The feedback and assessment of these plans must be acted upon in an iterative manner and all cases should be covered. At the end of the day, Chaos engineering is all about running experiments and validating or disproving hypotheses. Hence the steps to a successful Chaos engineering practice is as follows:

  1. Build the hypothesis - This is probably the most crucial step of the entire Chaos engineering practices, as the effectiveness of all the effort will be based on how well the plan covers all the ‘what ifs’. It is of course impossible to cover all these ‘what ifs’,  but by allocating ample time, it can be assured that a significant amount of ground is covered.
  2. Inject failures and bugs - This is the execution of the experimentation. It involves injecting real bugs and errors to simulate potential real-life disruptions. Thereby, simulating how the system would actually react to these disruptions.
  3. Measure the impact - here we should ai to leverage monitoring tools where observability into the running of the system can be provided. This includes the availability of metrics, logs, and races. Again for this purpose, we can use Thundra’s APM monitoring capabilities, where the CI tests executed can be dissected through the Thundra Foresight's panel.


For demo purposes, I did not actually simulate a real-life scenario and instead simply failed the build manually. However, according to the test plans decided we can leverage Thundra for this purpose. To know more about how to do so, check out AWS Serverless Hero Yan Cui’s blog on the subject.

Tackling Flaky Tests

This practice somewhat stems out of the first practices described. One such case that is increasingly becoming an issue among developers is flaky tests. This is when some of the tests that run in the CI phase randomly succeed or fail without any actual change in the code.

The reason behind the phenomenon of flaky tests is usually obscure. Many times we do not know why the test is failing and it is common practice to ignore the test and override the warning signs to continue with deployment. This is definitely a slippery slope, as we don’t always know why the test is failing. It begins to degrade the trust that we have in the CI process. As can be seen, we are really getting ourselves into a “boy who cried wolf” situation.

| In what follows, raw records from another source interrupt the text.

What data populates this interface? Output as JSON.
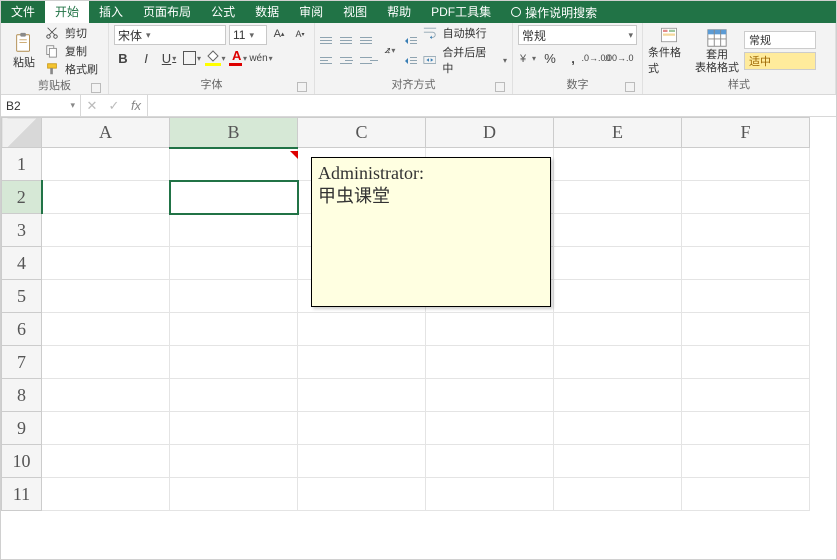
{
  "menu": {
    "file": "文件",
    "home": "开始",
    "insert": "插入",
    "layout": "页面布局",
    "formulas": "公式",
    "data": "数据",
    "review": "审阅",
    "view": "视图",
    "help": "帮助",
    "pdf": "PDF工具集",
    "search_hint": "操作说明搜索"
  },
  "ribbon": {
    "clipboard": {
      "paste": "粘贴",
      "cut": "剪切",
      "copy": "复制",
      "painter": "格式刷",
      "group": "剪贴板"
    },
    "font": {
      "family": "宋体",
      "size": "11",
      "group": "字体"
    },
    "align": {
      "wrap": "自动换行",
      "merge": "合并后居中",
      "group": "对齐方式"
    },
    "number": {
      "format": "常规",
      "group": "数字"
    },
    "styles": {
      "cond": "条件格式",
      "table": "套用\n表格格式",
      "normal": "常规",
      "good": "适中",
      "group": "样式"
    }
  },
  "namebox": "B2",
  "columns": [
    "A",
    "B",
    "C",
    "D",
    "E",
    "F"
  ],
  "rows": [
    "1",
    "2",
    "3",
    "4",
    "5",
    "6",
    "7",
    "8",
    "9",
    "10",
    "11"
  ],
  "selected_cell": "B2",
  "comment": {
    "author": "Administrator:",
    "text": "甲虫课堂"
  }
}
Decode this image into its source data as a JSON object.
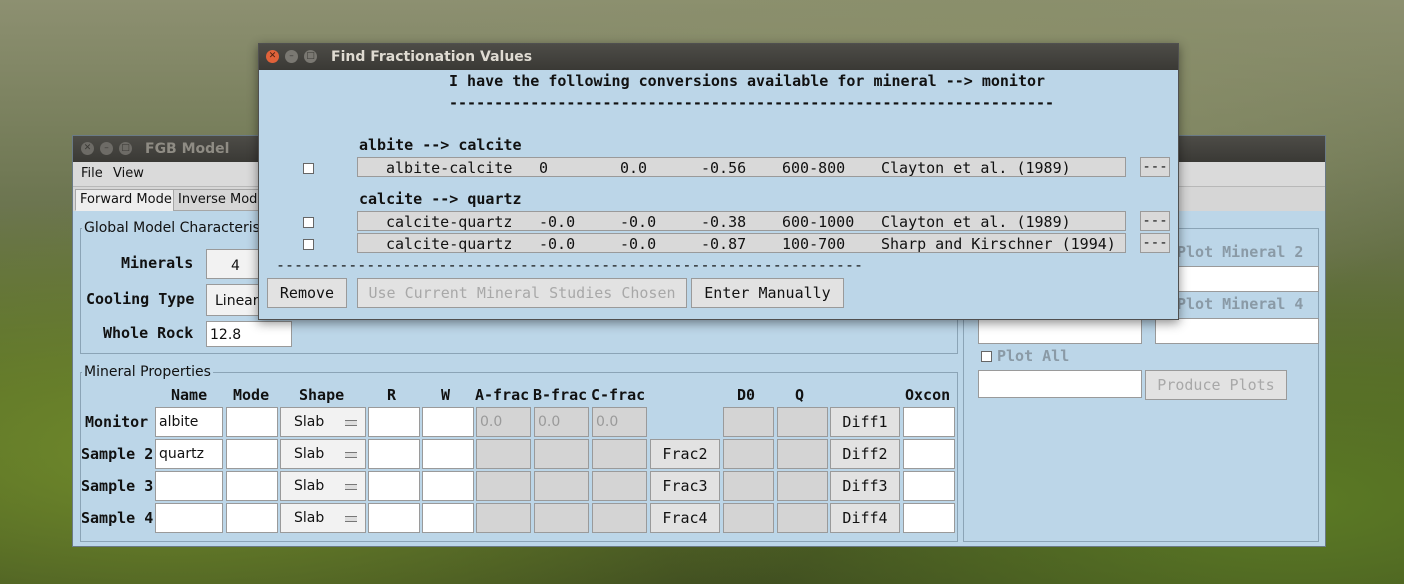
{
  "main_window": {
    "title": "FGB Model",
    "menu": [
      "File",
      "View"
    ],
    "tabs": [
      "Forward Model",
      "Inverse Model"
    ],
    "global": {
      "group_label": "Global Model Characteristics",
      "minerals_label": "Minerals",
      "minerals_value": "4",
      "cooling_label": "Cooling Type",
      "cooling_value": "Linear",
      "whole_rock_label": "Whole Rock",
      "whole_rock_value": "12.8"
    },
    "mineral_props": {
      "group_label": "Mineral Properties",
      "headers": [
        "Name",
        "Mode",
        "Shape",
        "R",
        "W",
        "A-frac",
        "B-frac",
        "C-frac",
        "D0",
        "Q",
        "Oxcon"
      ],
      "rows": [
        {
          "label": "Monitor",
          "name": "albite",
          "shape": "Slab",
          "afrac": "0.0",
          "bfrac": "0.0",
          "cfrac": "0.0",
          "frac_btn": "",
          "diff_btn": "Diff1"
        },
        {
          "label": "Sample 2",
          "name": "quartz",
          "shape": "Slab",
          "afrac": "",
          "bfrac": "",
          "cfrac": "",
          "frac_btn": "Frac2",
          "diff_btn": "Diff2"
        },
        {
          "label": "Sample 3",
          "name": "",
          "shape": "Slab",
          "afrac": "",
          "bfrac": "",
          "cfrac": "",
          "frac_btn": "Frac3",
          "diff_btn": "Diff3"
        },
        {
          "label": "Sample 4",
          "name": "",
          "shape": "Slab",
          "afrac": "",
          "bfrac": "",
          "cfrac": "",
          "frac_btn": "Frac4",
          "diff_btn": "Diff4"
        }
      ]
    },
    "plots": {
      "plot_mineral_2": "Plot Mineral 2",
      "plot_mineral_4": "Plot Mineral 4",
      "plot_all": "Plot All",
      "produce_plots": "Produce Plots"
    }
  },
  "dialog": {
    "title": "Find Fractionation Values",
    "heading": "I have the following conversions available for mineral --> monitor",
    "underline": "-------------------------------------------------------------------",
    "groups": [
      {
        "title": "albite --> calcite",
        "rows": [
          {
            "pair": "albite-calcite",
            "a": "0",
            "b": "0.0",
            "c": "-0.56",
            "range": "600-800",
            "ref": "Clayton et al. (1989)",
            "more": "---"
          }
        ]
      },
      {
        "title": "calcite --> quartz",
        "rows": [
          {
            "pair": "calcite-quartz",
            "a": "-0.0",
            "b": "-0.0",
            "c": "-0.38",
            "range": "600-1000",
            "ref": "Clayton et al. (1989)",
            "more": "---"
          },
          {
            "pair": "calcite-quartz",
            "a": "-0.0",
            "b": "-0.0",
            "c": "-0.87",
            "range": "100-700",
            "ref": "Sharp and Kirschner (1994)",
            "more": "---"
          }
        ]
      }
    ],
    "separator": "-----------------------------------------------------------------",
    "buttons": {
      "remove": "Remove",
      "use_current": "Use Current Mineral Studies Chosen",
      "enter_manually": "Enter Manually"
    }
  }
}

As described earlier, measuring the performance of each test through different builds would allow us to identify Flaky tests using Thundra Foresight. The reason why it is crucial to single out the tacking of flaky tests in the CI process is because of the uncertainty it causes. Uncertainty is definitely not welcomed especially when considering that CI/CD is the backbone of the DevOps pipeline.


In conclusion, a good CI/CD practice directly impacts the success of a team or organization’s DevOps practice. Hence it is imperative that best practices are sought after to ensure the goals of DevOps, to build faster with great reliability, are achieved.

This piece introduced three major practices that every organization should consider adopting. Enabling CI observability of metrics logs and traces, and leveraging this for chaos engineering and flaky test resolutions. It must be further noted though that this is not the only practice, but definitely, the most impactful action that can be taken.

DevOps and cloud adoption will continue to evolve, growing larger in adoption. It is now time we consider such practices to facilitate the adoption of these concepts as to reap the benefits of the development pipelines.